As we grew older, however, we began to become aware of the divisions, but we didn't care who was black, white, Chinese, East Indian, or browning. We belonged to a community.


We were friends and continued to be friends during the so-called communist threat of the 70's and long after the undeclared civil war broke out...



II

So why do I write about Mona Heights?



I’m a wild golden apple
that will burst with love
of you and your men,
those I never told enough
with my young poet’s eyes
crazy with the country,
generations going,
generations gone,
moi c’est gens Ste. Lucie.
C’est la moi sorti;
is there that I born.


(from Derek Walcott, Collected Poems, 1948 – 1984, Noonday Press, 1986/1993; originally from Sea Grapes, 1976)

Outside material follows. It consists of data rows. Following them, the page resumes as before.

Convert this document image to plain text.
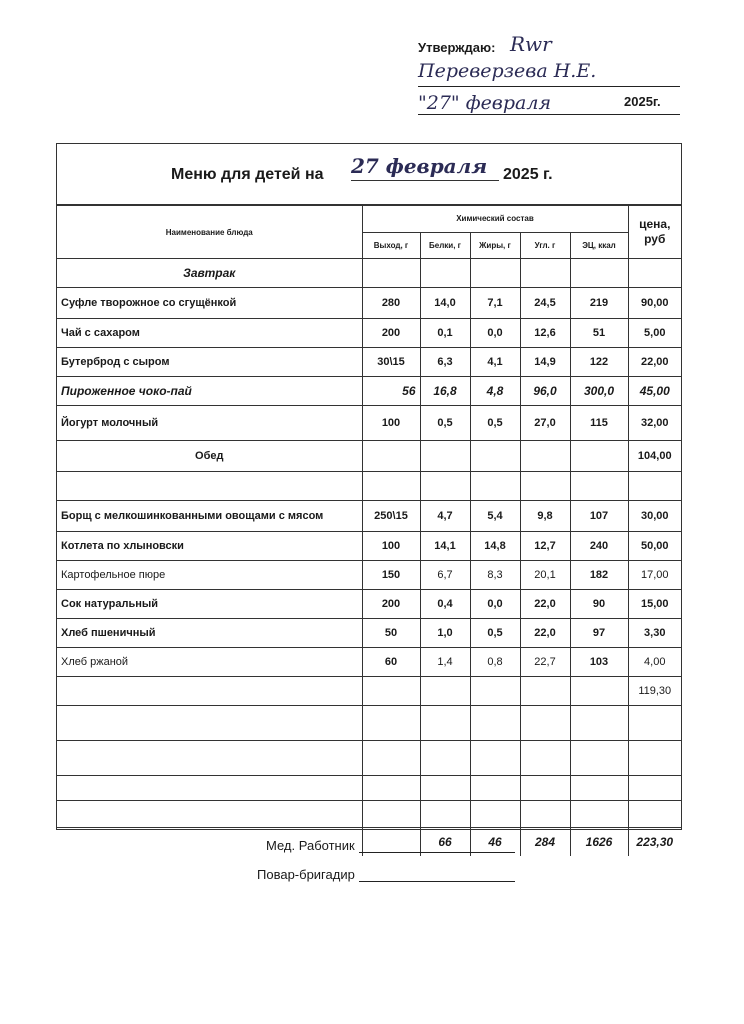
Утверждаю: Rwr
Переверзева Н.Е.
"27" февраля	2025г.
Меню для детей на 27 февраля 2025 г.
Наименование блюда	Химический состав					цена, руб
	Выход, г	Белки, г	Жиры, г	Угл. г	ЭЦ, ккал	
Завтрак						
Суфле творожное со сгущёнкой	280	14,0	7,1	24,5	219	90,00
Чай с сахаром	200	0,1	0,0	12,6	51	5,00
Бутерброд с сыром	30\15	6,3	4,1	14,9	122	22,00
Пироженное чоко-пай	56	16,8	4,8	96,0	300,0	45,00
Йогурт молочный	100	0,5	0,5	27,0	115	32,00
Обед						104,00

Борщ с мелкошинкованными овощами с мясом	250\15	4,7	5,4	9,8	107	30,00
Котлета по хлыновски	100	14,1	14,8	12,7	240	50,00
Картофельное пюре	150	6,7	8,3	20,1	182	17,00
Сок натуральный	200	0,4	0,0	22,0	90	15,00
Хлеб пшеничный	50	1,0	0,5	22,0	97	3,30
Хлеб ржаной	60	1,4	0,8	22,7	103	4,00
						119,30

		66	46	284	1626	223,30
Мед. Работник
Повар-бригадир
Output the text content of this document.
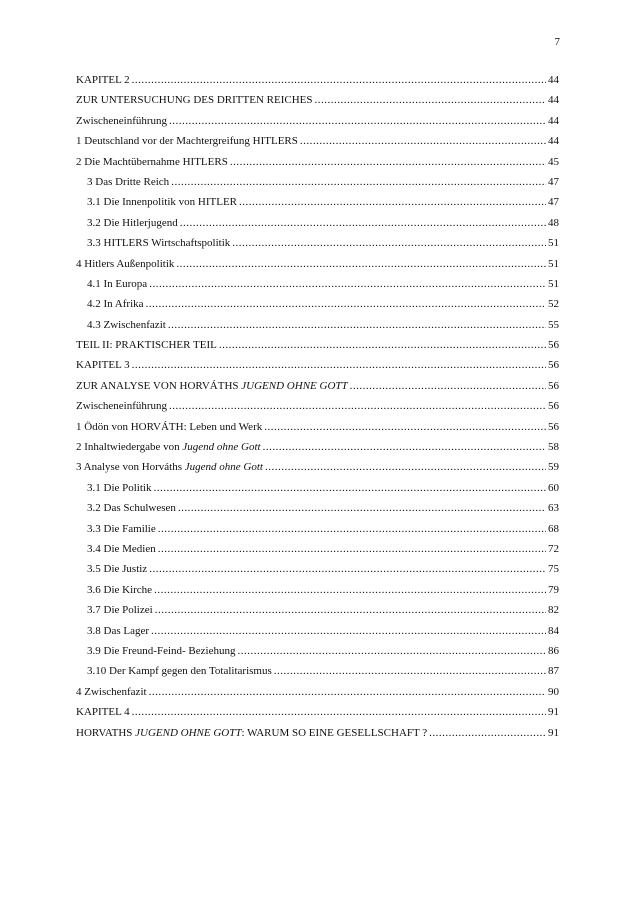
7
KAPITEL 2 .....	44
ZUR UNTERSUCHUNG DES DRITTEN REICHES .....	44
Zwischeneinführung .....	44
1 Deutschland vor der Machtergreifung HITLERS .....	44
2 Die Machtübernahme HITLERS .....	45
3 Das Dritte Reich .....	47
3.1 Die Innenpolitik von HITLER .....	47
3.2 Die Hitlerjugend .....	48
3.3 HITLERS Wirtschaftspolitik .....	51
4 Hitlers Außenpolitik .....	51
4.1 In Europa .....	51
4.2 In Afrika .....	52
4.3 Zwischenfazit .....	55
TEIL II: PRAKTISCHER TEIL .....	56
KAPITEL 3 .....	56
ZUR ANALYSE VON HORVÁTHS JUGEND OHNE GOTT .....	56
Zwischeneinführung .....	56
1 Ödön von HORVÁTH: Leben und Werk .....	56
2 Inhaltwiedergabe von Jugend ohne Gott .....	58
3 Analyse von Horváths Jugend ohne Gott .....	59
3.1 Die Politik .....	60
3.2 Das Schulwesen .....	63
3.3 Die Familie .....	68
3.4 Die Medien .....	72
3.5 Die Justiz .....	75
3.6 Die Kirche .....	79
3.7 Die Polizei .....	82
3.8 Das Lager .....	84
3.9 Die Freund-Feind- Beziehung .....	86
3.10 Der Kampf gegen den Totalitarismus .....	87
4 Zwischenfazit .....	90
KAPITEL 4 .....	91
HORVATHS JUGEND OHNE GOTT: WARUM SO EINE GESELLSCHAFT ? .....	91
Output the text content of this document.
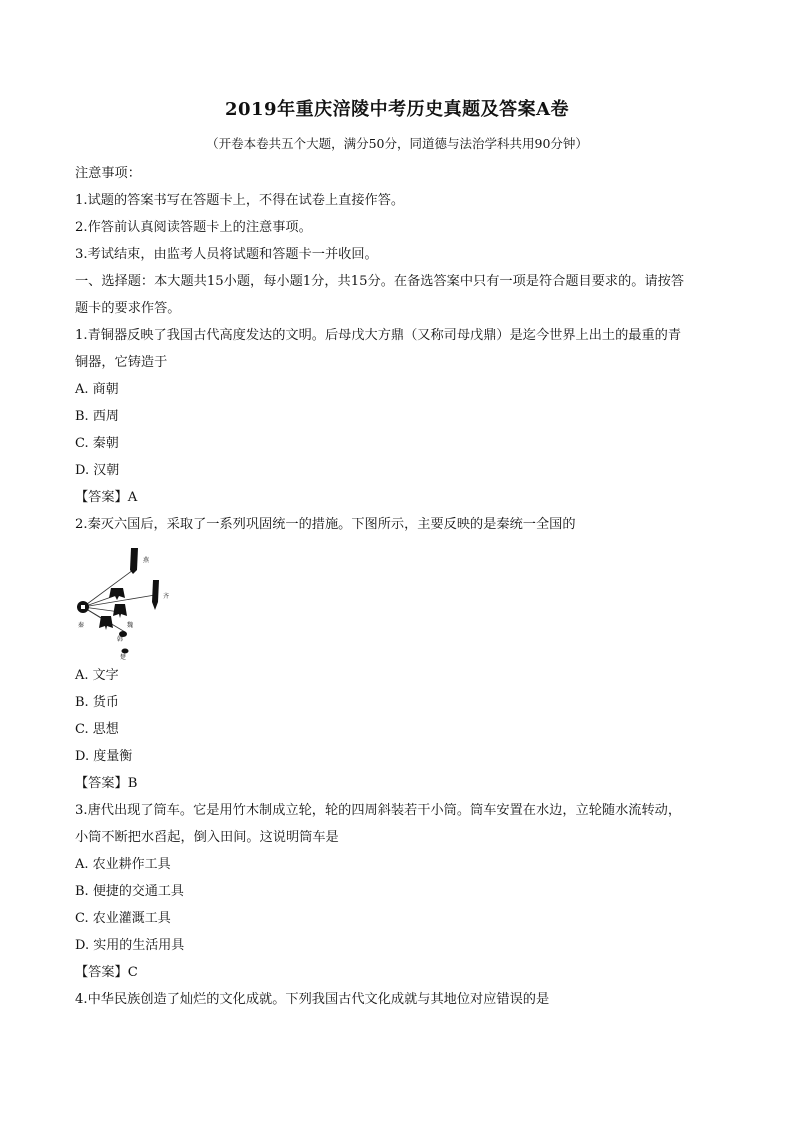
2019年重庆涪陵中考历史真题及答案A卷
（开卷本卷共五个大题，满分50分，同道德与法治学科共用90分钟）

注意事项：

1.试题的答案书写在答题卡上，不得在试卷上直接作答。

2.作答前认真阅读答题卡上的注意事项。

3.考试结束，由监考人员将试题和答题卡一并收回。

一、选择题：本大题共15小题，每小题1分，共15分。在备选答案中只有一项是符合题目要求的。请按答

题卡的要求作答。

1.青铜器反映了我国古代高度发达的文明。后母戊大方鼎（又称司母戊鼎）是迄今世界上出土的最重的青

铜器，它铸造于

A. 商朝

B. 西周

C. 秦朝

D. 汉朝

【答案】A

2.秦灭六国后，采取了一系列巩固统一的措施。下图所示，主要反映的是秦统一全国的

燕
齐
秦
赵
魏
韩
楚

A. 文字

B. 货币

C. 思想

D. 度量衡

【答案】B

3.唐代出现了筒车。它是用竹木制成立轮，轮的四周斜装若干小筒。筒车安置在水边，立轮随水流转动，

小筒不断把水舀起，倒入田间。这说明筒车是

A. 农业耕作工具

B. 便捷的交通工具

C. 农业灌溉工具

D. 实用的生活用具

【答案】C

4.中华民族创造了灿烂的文化成就。下列我国古代文化成就与其地位对应错误的是
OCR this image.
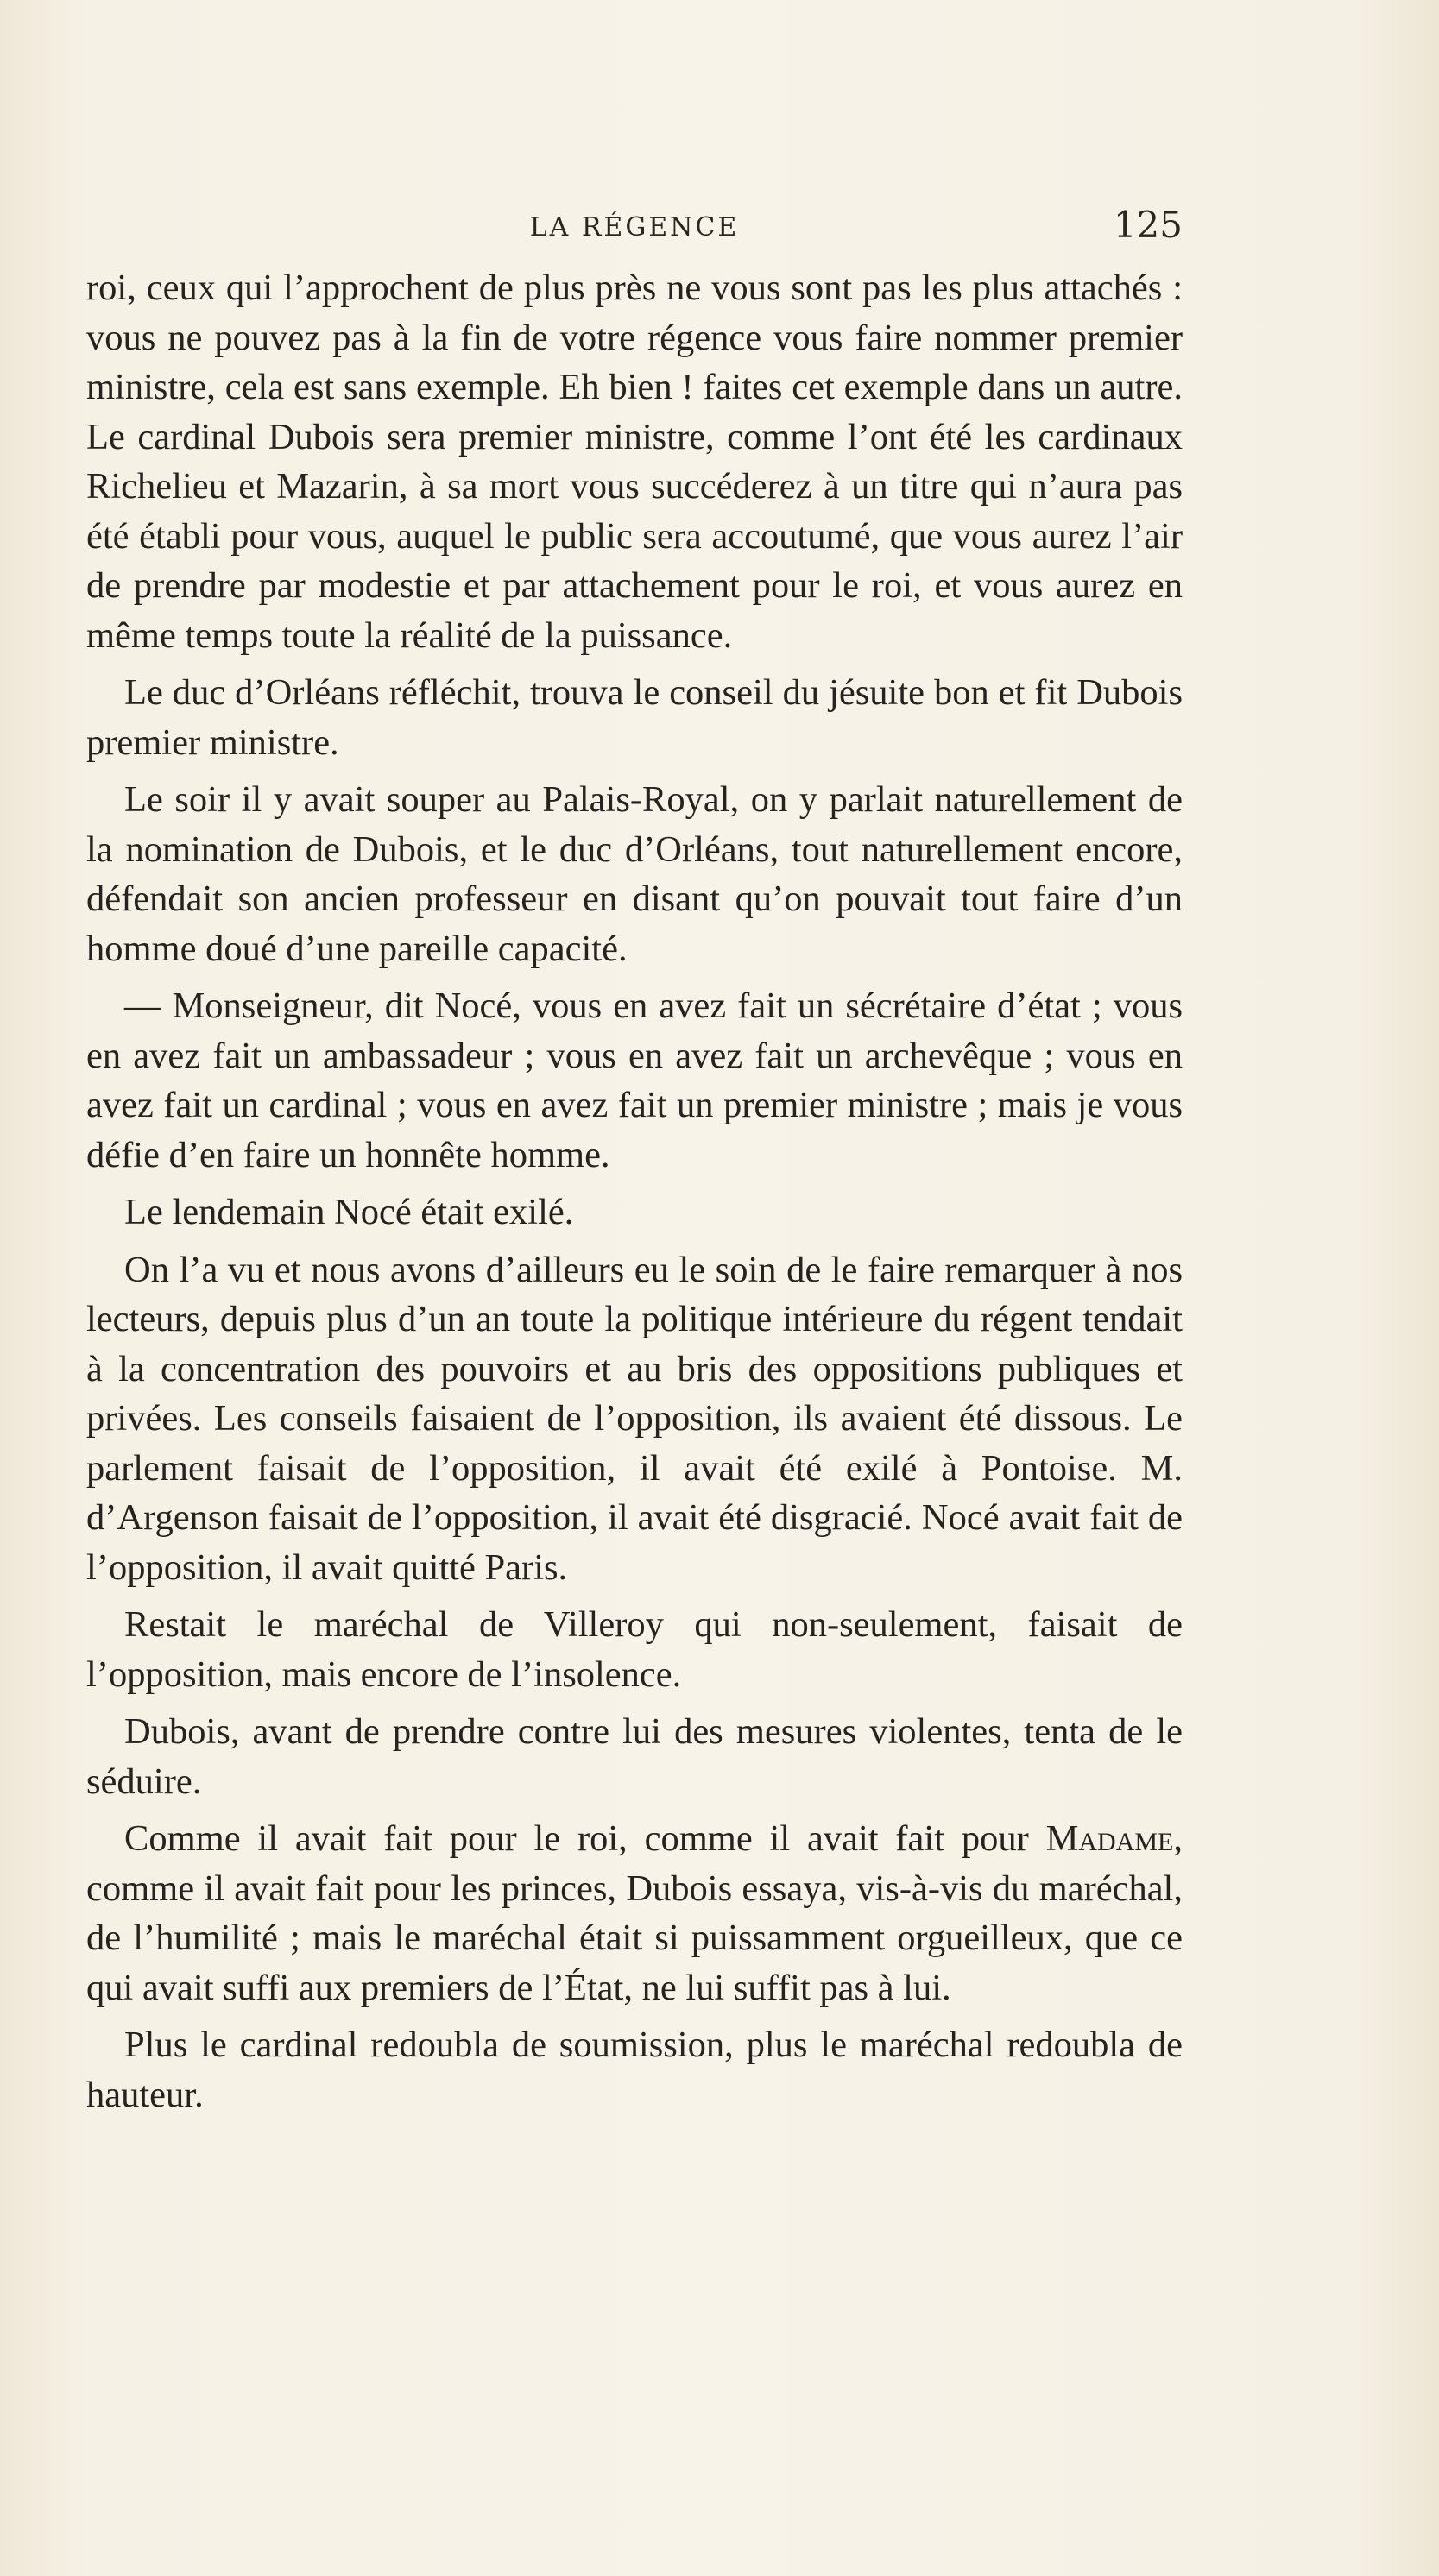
LA RÉGENCE	125

roi, ceux qui l’approchent de plus près ne vous sont pas les plus attachés : vous ne pouvez pas à la fin de votre régence vous faire nommer premier ministre, cela est sans exemple. Eh bien ! faites cet exemple dans un autre. Le cardinal Dubois sera premier ministre, comme l’ont été les cardinaux Richelieu et Mazarin, à sa mort vous succéderez à un titre qui n’aura pas été établi pour vous, auquel le public sera accoutumé, que vous aurez l’air de prendre par modestie et par attachement pour le roi, et vous aurez en même temps toute la réalité de la puissance.

Le duc d’Orléans réfléchit, trouva le conseil du jésuite bon et fit Dubois premier ministre.

Le soir il y avait souper au Palais-Royal, on y parlait naturellement de la nomination de Dubois, et le duc d’Orléans, tout naturellement encore, défendait son ancien professeur en disant qu’on pouvait tout faire d’un homme doué d’une pareille capacité.

— Monseigneur, dit Nocé, vous en avez fait un sécrétaire d’état ; vous en avez fait un ambassadeur ; vous en avez fait un archevêque ; vous en avez fait un cardinal ; vous en avez fait un premier ministre ; mais je vous défie d’en faire un honnête homme.

Le lendemain Nocé était exilé.

On l’a vu et nous avons d’ailleurs eu le soin de le faire remarquer à nos lecteurs, depuis plus d’un an toute la politique intérieure du régent tendait à la concentration des pouvoirs et au bris des oppositions publiques et privées. Les conseils faisaient de l’opposition, ils avaient été dissous. Le parlement faisait de l’opposition, il avait été exilé à Pontoise. M. d’Argenson faisait de l’opposition, il avait été disgracié. Nocé avait fait de l’opposition, il avait quitté Paris.

Restait le maréchal de Villeroy qui non-seulement, faisait de l’opposition, mais encore de l’insolence.

Dubois, avant de prendre contre lui des mesures violentes, tenta de le séduire.

Comme il avait fait pour le roi, comme il avait fait pour Madame, comme il avait fait pour les princes, Dubois essaya, vis-à-vis du maréchal, de l’humilité ; mais le maréchal était si puissamment orgueilleux, que ce qui avait suffi aux premiers de l’État, ne lui suffit pas à lui.

Plus le cardinal redoubla de soumission, plus le maréchal redoubla de hauteur.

It was there on Plumbago Path with Long Mountain to my right, Wareika to my left, and a child's delight in dirt and green things that I first had a feeling of awe, of being part of something larger than myself. It's the place in Jamaica where I first fell in love and where I discovered the work of three artists who would have a profound effect on my life: Bob Marley, Derek Walcott, and Dennis Scott.


Watching the pouis blanket the lawn while listening to the whistle of the peanut man, or waiting for our gardener, Victor, to regale us with his off-color jokes about "toning" as the Nyabinghi brethren called out, "Broom, Broomie," gave me the time to think about what Lorna Goodison, speaking about her childhood in pre-idpendence Jamaica, has called, "a very complicated, complex, rich place."


Later in the interview, Lorna also revealed, "I can be a witness. I can say, ‘In my life I saw this, and I knew this about Jamaica. If it doesn’t exist now, believe me, it used to exist, and hopefully it can exist again."

I feel the same way, Lorna. I haven't given up.